Ken Georgetti

Président

La carrière de Ken Georgetti l’a mené d’un poste de tuyauteur à celui de président du Congrès du travail du Canada et des fonctions de délégué syndical à celles de fondateur d’entreprises ayant des millions de dollars de chiffres d’affaires qui appartiennent à des travailleurs et travailleuses.

Ce que le quotidien Ottawa Citizen  a décrit comme étant « la façon cool d’établir des consensus que M. Georgetti tient des gens de la côte ouest » a permis au Congrès du travail du Canada d’accroître le nombre de ses membres de 700 000 sous sa direction depuis 1999, ce qui veut dire qu’il représente un nombre record de 3,2 millions de travailleurs et travailleuses.

En cours de route, Ken a rencontré des leaders mondiaux tels que Nelson Mandela, Tony Blair, Bill Clinton, Angela Merkel, Vladimir Putin et le Dalaï Lama et il a entendu directement raconter les malheurs de travailleurs et travailleuses horriblement handicapés dans des ateliers de misère de Chine et des pays en développement.

Ken Georgetti est un chef syndical moderne, qui a participé à d’innombrables piquets pour appuyer des grévistes ou des travailleurs et travailleuses en lock-out et qui a constitué un invité controversé mais respecté dans les salles des conseils d’administration des entreprises et les bureaux des ministres, défendant vigoureusement l’intérêt des travailleurs et travailleuses et de leurs familles dans toutes les situations.

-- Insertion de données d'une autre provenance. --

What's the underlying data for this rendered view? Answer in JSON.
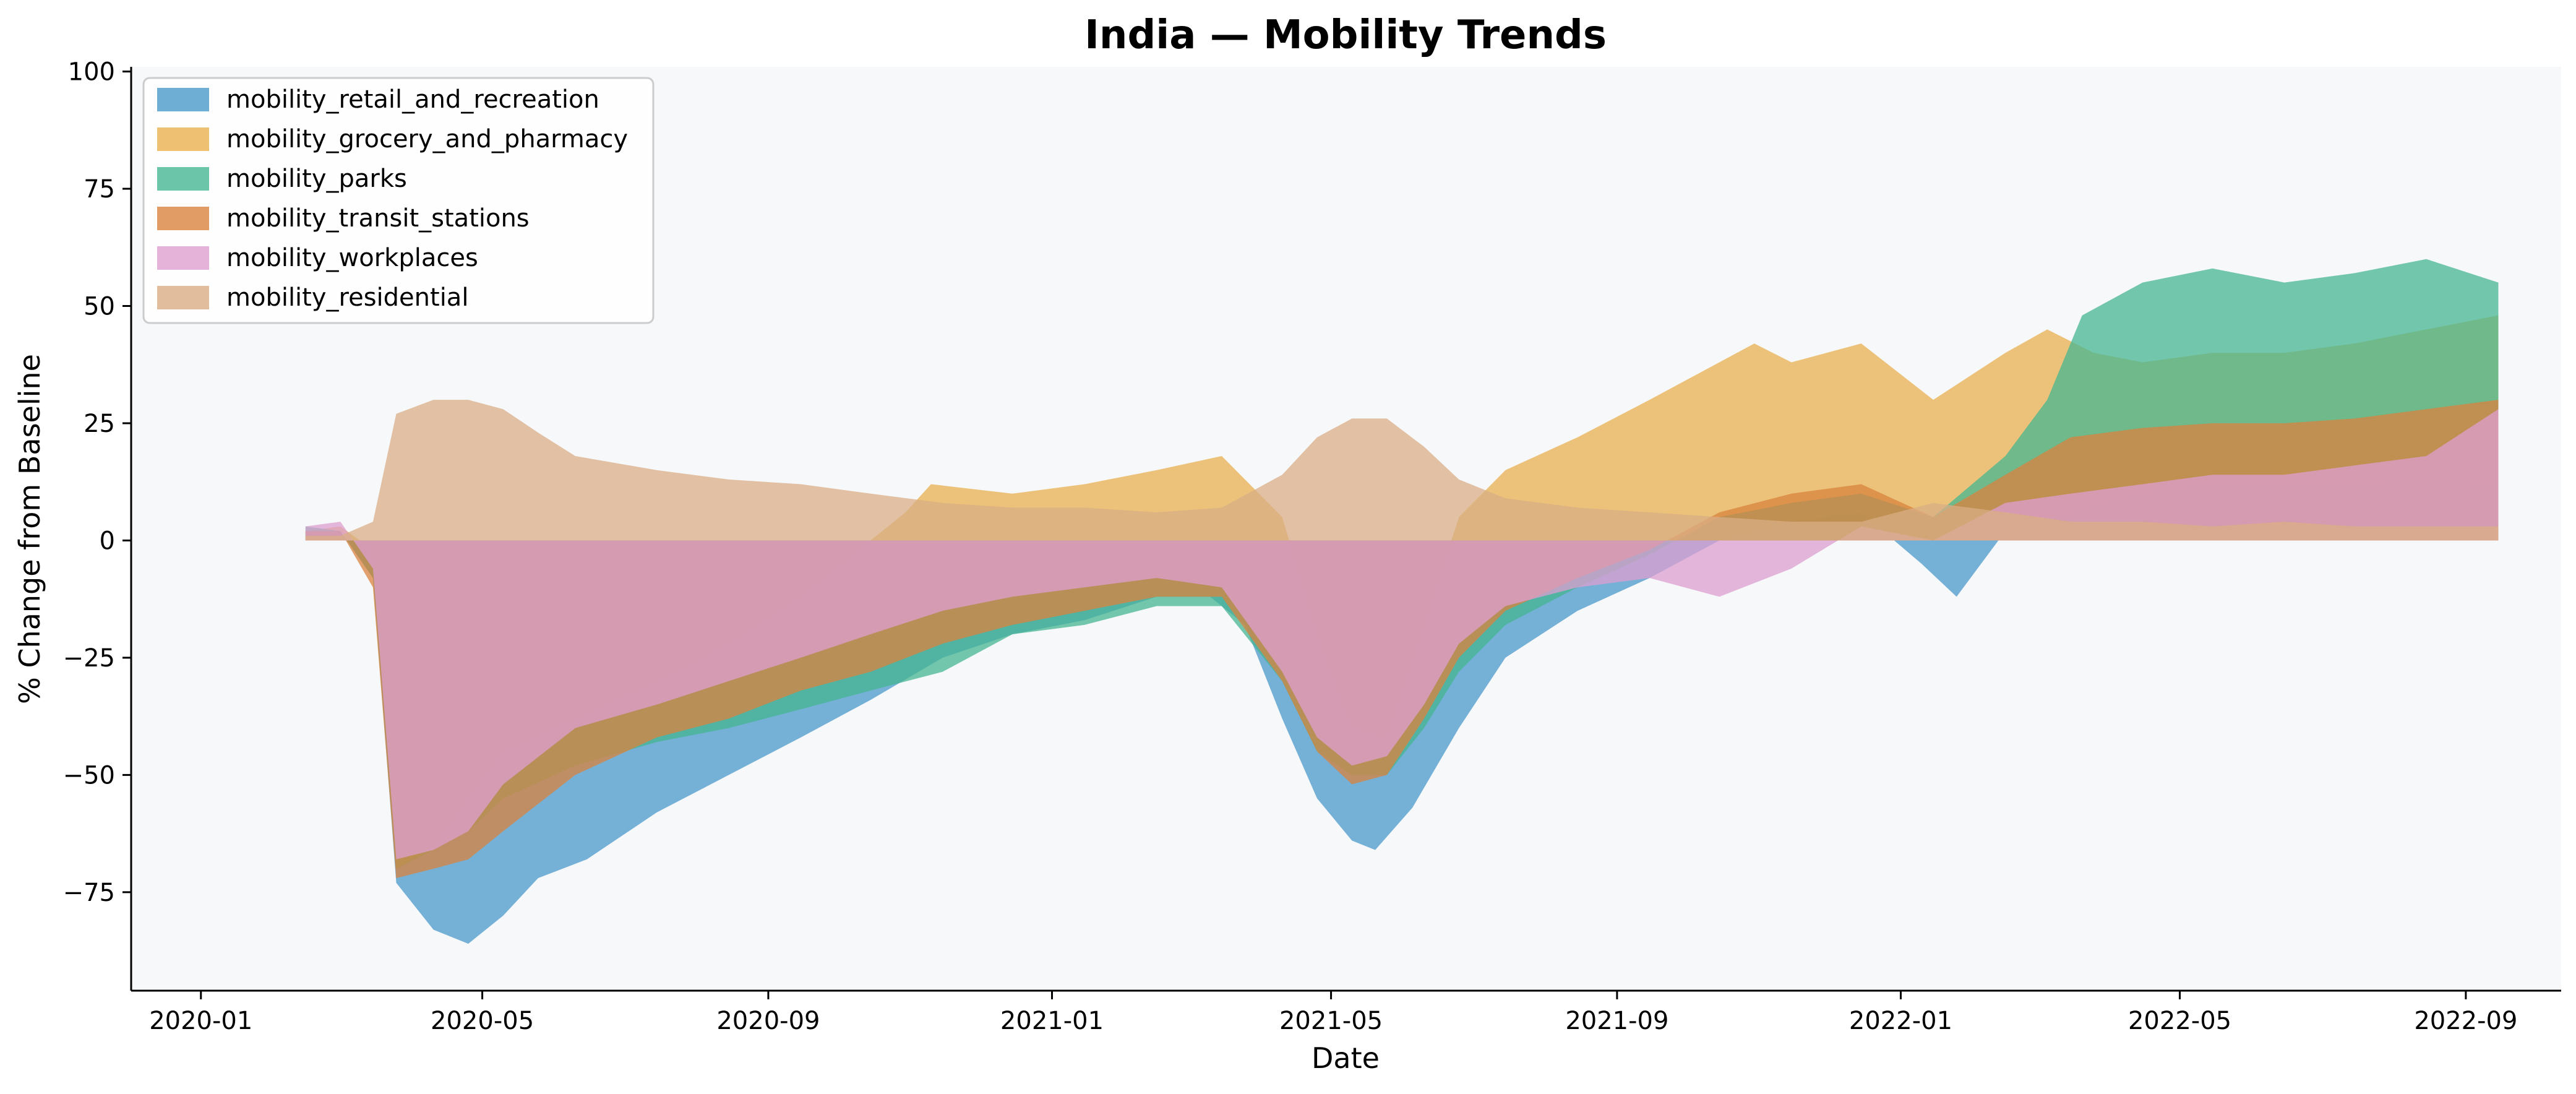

Ken allie le militantisme traditionnel du mouvement syndical à sa perspicace compréhension des affaires générées par la création de Concert Properties, promoteur résidentiel syndiqué le plus grand de l’ouest du Canada, et du Working Opportunity Fund, important investisseur de capital de risque financé par des travailleurs et travailleuses.

En mai 1999, Ken devenait, à 46 ans, le président le plus jeune de l'histoire du CTC. Il vient d’une famille de militants syndicaux de Trail, en Colombie-Britannique.

Pendant les 13 années qu’il a passées à la présidence de la Fédération du travail de la Colombie-Britannique, Ken a acquis la réputation d’être innovateur et de ne pas mâcher ses mots, et les effectifs ont plus que doublé, passant de 218 000 à son élection en 1986 à 450 000.

Ken a aidé à moderniser tant le CTC que la Fédération du travail de la C.-B., voyant à ce que le mouvement syndical soit plus représentatif de la main-d’oeuvre en faisant une promotion active de la participation des femmes, des minorités visibles et des jeunes.

Les réalisations de Ken comprennent celles :

  • d’avoir fait adopter une loi fédérale protégeant les travailleurs et les travailleuses dont l’employeur fait faillite afin que leurs créances passent avant toute autre.
  • d’avoir fait adopter des améliorations à la législation fédérale sur l’ergonomie et la violence au travail afin d’aider à prévenir des blessures et des morts, et
  • d’avoir fait adopter la « loi Westray » qui tient les cadres de direction des entreprises criminellement responsables de toute négligence causant des décès au travail, par suite de la mort de 26 personnes en raison d’une explosion de méthane survenue en 1992 à la mine Westray en Nouvelle-Écosse.

En tant que président du CTC, Ken occupe des postes clés au sein de bon nombre d’organisations internationales, y compris la Confédération syndicale internationale (CSI), dont il préside le Comité sur le capital des travailleurs. De plus, il fait partie de la Commission syndicale consultative (TUAC) auprès de l'Organisation de coopération et de développement économiques (OCDE).

Au Canada, il a fondé la Shareholder Association for Research and Education (SHARE), qui milite en faveur de la prise de mesures par les actionnaires, et le Columbia Institute, qui favorise l’innovation dans la recherche et le leadership communautaires.

Ken se voue en outre à des causes sociales telles que la promotion de l’alphabétisation des adultes, la lutte contre le travail des enfants et l’appui de Centraide.

Les contributions apportées par Ken au mouvement syndical et à la communauté lui ont mérité l’Ordre du Canada et l’Ordre de la Colombie-Britannique.